Thomas and his mother moved to Taylor Township, Traverse County, Minnesota, where they were living in 1885. The mother found work in a hotel and turned her son over to a well-to-do family. Thomas, however, quarreled with his foster parents and when he was about nine years old ran away to join a circus. For the next few years he fended for himself, wandering about the Middle West as a circus roustabout, and selling papers in Chicago, where, he confessed, he sometimes spent the nights "over warm gratings and on an ironing-board in a laundry. "
Education
By 1893 Schall was back in Minnesota, attending school in Wheaton, where his sister stimulated his interest in study.
At Hamline University, which he attended in 1898-99, he won a state oratorical contest while a freshman, and earned his board by manual labor and professional baseball. Transferring to the University of Minnesota, he won further oratorical honors, and was graduated with the degree of A. B. in 1902. Two years later he received the degree of LL. B. at St. Paul College of Law and began to practise in Minneapolis.
Career
After studies, being a Progressive candidate for Congress in 1912 Thomas David Schall was defeated, but in 1914, running again as a Progressive, he was successful. Two years later he was reelected and found himself the only remaining Progressive in the House. When he helped to secure Champ Clark's election as speaker in 1917, Schall was appointed to the rules committee.
Sent to investigate conditions in France in 1918, he narrowly escaped death when his ship was torpedoed.

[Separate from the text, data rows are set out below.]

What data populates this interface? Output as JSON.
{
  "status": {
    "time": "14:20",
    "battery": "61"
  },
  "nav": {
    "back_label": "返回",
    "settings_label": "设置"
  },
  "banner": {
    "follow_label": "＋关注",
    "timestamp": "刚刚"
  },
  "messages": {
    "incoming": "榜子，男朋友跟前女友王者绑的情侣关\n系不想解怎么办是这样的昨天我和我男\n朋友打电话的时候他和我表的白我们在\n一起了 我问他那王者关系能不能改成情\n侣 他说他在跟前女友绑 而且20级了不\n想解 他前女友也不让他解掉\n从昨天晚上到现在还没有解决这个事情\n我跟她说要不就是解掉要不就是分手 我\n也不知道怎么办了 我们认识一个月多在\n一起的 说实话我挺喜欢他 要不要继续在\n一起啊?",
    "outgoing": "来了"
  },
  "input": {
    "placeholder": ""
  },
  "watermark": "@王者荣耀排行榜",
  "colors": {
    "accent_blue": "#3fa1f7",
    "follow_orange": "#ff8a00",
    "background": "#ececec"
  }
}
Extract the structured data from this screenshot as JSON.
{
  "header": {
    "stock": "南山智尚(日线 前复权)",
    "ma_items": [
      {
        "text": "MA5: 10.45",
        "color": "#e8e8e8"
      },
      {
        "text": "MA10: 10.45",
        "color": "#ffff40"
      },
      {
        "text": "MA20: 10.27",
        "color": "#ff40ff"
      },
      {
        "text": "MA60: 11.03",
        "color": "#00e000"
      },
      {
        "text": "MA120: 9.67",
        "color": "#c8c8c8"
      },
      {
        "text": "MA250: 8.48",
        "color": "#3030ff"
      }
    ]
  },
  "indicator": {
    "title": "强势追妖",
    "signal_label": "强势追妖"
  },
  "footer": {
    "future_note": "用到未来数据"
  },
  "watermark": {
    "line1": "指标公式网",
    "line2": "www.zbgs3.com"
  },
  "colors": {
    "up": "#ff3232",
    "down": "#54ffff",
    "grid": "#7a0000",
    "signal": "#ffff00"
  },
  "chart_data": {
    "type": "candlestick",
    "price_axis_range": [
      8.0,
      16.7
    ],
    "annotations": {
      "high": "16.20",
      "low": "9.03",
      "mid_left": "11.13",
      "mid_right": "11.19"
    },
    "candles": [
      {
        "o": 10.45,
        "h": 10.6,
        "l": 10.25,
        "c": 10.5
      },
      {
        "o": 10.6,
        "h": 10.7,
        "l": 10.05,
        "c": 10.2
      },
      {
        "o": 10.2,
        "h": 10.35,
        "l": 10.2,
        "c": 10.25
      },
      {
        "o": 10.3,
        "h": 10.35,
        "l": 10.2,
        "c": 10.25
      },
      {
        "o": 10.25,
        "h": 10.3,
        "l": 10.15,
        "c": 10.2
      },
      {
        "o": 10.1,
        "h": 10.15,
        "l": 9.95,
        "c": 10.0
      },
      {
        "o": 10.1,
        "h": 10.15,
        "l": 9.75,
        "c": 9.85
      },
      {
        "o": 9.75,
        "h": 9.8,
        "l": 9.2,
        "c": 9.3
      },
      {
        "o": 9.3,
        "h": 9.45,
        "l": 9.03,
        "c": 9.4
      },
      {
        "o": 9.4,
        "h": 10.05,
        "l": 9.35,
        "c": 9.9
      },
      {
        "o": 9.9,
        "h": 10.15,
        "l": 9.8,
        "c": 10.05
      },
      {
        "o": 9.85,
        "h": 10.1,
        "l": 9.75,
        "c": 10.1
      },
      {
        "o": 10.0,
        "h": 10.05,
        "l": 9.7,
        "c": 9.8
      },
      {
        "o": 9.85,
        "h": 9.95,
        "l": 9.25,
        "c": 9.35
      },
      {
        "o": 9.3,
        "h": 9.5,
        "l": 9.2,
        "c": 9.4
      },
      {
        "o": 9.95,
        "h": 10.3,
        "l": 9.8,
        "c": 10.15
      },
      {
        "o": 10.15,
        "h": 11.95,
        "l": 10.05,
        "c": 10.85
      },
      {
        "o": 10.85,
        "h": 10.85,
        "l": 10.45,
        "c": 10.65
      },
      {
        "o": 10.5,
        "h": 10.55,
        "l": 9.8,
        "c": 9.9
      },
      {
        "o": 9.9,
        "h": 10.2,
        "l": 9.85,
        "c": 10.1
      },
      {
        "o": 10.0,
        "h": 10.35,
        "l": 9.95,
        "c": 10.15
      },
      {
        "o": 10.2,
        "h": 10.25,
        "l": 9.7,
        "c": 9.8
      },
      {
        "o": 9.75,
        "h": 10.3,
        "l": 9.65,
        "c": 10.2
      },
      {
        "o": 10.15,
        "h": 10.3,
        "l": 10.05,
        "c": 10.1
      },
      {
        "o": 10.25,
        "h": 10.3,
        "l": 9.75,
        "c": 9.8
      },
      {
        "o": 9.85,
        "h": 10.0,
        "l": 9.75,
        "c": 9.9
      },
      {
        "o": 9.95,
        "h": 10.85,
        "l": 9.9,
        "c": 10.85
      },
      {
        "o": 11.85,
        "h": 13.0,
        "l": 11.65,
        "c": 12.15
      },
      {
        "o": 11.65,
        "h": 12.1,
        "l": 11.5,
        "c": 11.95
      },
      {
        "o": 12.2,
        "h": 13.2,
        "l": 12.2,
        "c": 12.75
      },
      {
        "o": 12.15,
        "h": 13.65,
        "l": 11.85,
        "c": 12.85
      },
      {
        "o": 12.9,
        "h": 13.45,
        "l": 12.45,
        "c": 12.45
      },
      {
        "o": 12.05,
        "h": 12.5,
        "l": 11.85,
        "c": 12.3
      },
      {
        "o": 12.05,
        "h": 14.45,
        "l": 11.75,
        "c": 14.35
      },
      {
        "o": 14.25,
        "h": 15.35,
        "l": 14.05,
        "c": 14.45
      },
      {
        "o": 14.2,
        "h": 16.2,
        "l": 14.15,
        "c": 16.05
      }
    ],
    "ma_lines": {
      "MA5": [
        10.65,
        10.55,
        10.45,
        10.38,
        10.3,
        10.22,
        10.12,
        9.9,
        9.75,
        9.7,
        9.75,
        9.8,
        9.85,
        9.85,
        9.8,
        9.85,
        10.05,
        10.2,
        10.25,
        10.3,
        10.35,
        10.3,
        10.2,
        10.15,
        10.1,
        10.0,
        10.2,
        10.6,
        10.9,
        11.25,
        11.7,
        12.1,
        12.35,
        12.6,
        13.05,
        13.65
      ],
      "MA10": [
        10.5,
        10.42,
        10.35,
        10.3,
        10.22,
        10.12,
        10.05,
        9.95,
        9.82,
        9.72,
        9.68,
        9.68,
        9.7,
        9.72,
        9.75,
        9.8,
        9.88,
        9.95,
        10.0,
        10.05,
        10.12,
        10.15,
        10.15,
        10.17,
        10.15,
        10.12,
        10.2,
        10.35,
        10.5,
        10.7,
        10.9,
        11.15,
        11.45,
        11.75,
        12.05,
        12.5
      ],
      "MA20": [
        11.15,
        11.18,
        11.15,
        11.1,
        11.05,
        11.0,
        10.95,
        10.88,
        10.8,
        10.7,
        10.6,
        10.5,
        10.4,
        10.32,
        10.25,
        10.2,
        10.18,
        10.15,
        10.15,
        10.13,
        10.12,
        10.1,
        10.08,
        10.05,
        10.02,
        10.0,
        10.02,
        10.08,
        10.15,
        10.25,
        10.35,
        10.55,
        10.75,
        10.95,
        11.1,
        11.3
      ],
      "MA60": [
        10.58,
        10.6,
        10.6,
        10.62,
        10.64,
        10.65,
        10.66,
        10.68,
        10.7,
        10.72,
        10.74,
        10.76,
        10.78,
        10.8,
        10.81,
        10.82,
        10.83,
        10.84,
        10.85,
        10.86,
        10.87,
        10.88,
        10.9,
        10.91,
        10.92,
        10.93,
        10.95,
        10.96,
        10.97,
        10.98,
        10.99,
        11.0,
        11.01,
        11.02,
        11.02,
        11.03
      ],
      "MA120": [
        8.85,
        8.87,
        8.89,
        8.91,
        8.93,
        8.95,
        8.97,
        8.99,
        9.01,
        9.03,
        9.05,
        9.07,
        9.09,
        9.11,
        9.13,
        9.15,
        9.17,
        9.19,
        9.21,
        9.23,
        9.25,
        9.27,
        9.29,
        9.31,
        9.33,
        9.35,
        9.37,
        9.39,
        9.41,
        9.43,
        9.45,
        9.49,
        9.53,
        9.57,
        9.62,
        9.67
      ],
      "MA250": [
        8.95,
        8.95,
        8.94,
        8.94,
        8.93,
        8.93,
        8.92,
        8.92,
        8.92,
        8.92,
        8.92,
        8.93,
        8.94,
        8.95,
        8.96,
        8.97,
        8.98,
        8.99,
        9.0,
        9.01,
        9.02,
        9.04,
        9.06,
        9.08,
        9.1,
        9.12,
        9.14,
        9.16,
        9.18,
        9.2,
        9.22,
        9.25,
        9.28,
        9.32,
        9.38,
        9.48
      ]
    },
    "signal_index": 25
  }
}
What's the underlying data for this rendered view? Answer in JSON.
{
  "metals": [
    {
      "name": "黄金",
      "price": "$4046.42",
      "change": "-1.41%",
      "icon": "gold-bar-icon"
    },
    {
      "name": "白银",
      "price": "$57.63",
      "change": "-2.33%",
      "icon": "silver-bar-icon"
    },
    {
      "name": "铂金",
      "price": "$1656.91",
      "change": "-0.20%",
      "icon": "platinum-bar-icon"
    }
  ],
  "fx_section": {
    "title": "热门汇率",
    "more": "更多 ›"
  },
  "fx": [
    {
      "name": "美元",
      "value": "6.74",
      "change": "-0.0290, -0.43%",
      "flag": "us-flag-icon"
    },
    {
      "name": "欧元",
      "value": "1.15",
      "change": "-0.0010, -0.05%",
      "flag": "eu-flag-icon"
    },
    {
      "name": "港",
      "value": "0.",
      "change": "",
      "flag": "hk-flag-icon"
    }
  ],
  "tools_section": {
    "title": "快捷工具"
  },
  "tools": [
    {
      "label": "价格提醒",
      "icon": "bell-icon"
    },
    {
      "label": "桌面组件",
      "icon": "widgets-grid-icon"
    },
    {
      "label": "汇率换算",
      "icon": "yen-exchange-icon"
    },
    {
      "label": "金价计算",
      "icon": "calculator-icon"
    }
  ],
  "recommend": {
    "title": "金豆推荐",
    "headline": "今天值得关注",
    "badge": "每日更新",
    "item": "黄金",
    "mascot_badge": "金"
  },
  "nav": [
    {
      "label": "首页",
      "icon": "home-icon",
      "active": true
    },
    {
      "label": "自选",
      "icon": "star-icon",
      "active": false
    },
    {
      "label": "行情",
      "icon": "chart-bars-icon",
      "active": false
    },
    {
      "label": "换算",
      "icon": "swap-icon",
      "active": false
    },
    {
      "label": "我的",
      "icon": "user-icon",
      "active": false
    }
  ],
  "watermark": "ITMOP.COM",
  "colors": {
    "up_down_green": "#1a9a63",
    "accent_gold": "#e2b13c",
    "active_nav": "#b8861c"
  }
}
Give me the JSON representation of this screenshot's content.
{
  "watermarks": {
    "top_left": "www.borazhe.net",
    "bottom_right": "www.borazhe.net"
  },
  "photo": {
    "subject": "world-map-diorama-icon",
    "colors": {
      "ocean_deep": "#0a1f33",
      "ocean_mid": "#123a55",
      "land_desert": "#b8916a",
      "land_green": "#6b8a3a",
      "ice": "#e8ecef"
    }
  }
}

He was chairman of the committee on flood control (1923 - 25).
Although he ran unsuccessfully in the Republican primaries of a special election in 1923 to fill the unexpired term caused by the death of Senator Knute Nelson, the following year he defeated Nelson's successor, the Farmer-Laborite Magnus Johnson. Johnson filed a contest, charging Schall with violation of Minnesota's corrupt practices act. The case was dropped by a committee on lack of evidence; it was revived and dropped again two years later.
In 1930, following a strenuous campaign, Schall defeated Theodore Christianson in the primaries, and Ernest Lundeen, Farmer-Laborite, in the fall elections, to retain his senatorship. He was a member of the committees on Indian affairs, pensions, post-offices and post roads, and interoceanic canals and was chairman of the last named (1929 - 31).
He died in 1935 from injuries received when he was struck by an automobile.
Achievements
Politics
Throughout his career Schall identified himself with the Republican party. He spoke against chain stores and for the Nine-foot Channel, emphasizing his efforts to prevent lumber companies from locating power projects in the northern woods of Minnesota. He became an acrid, and sometimes vituperative, critic of President Franklin D. Roosevelt and the New Deal.
Personality
Schall was blinded by an electrical shock from a cigar lighter.
He has been described as a fluent and bombastic speaker who frequently won his campaigns with little backing from party or press. His foes believed that in running for public office he capitalized on the public sympathy aroused by his blindness.
Connections
On November 5, 1902, Schall married Margaret H. Huntley of St. Paul; they had three children - Thomas D. , Richard Burton, and Peggy.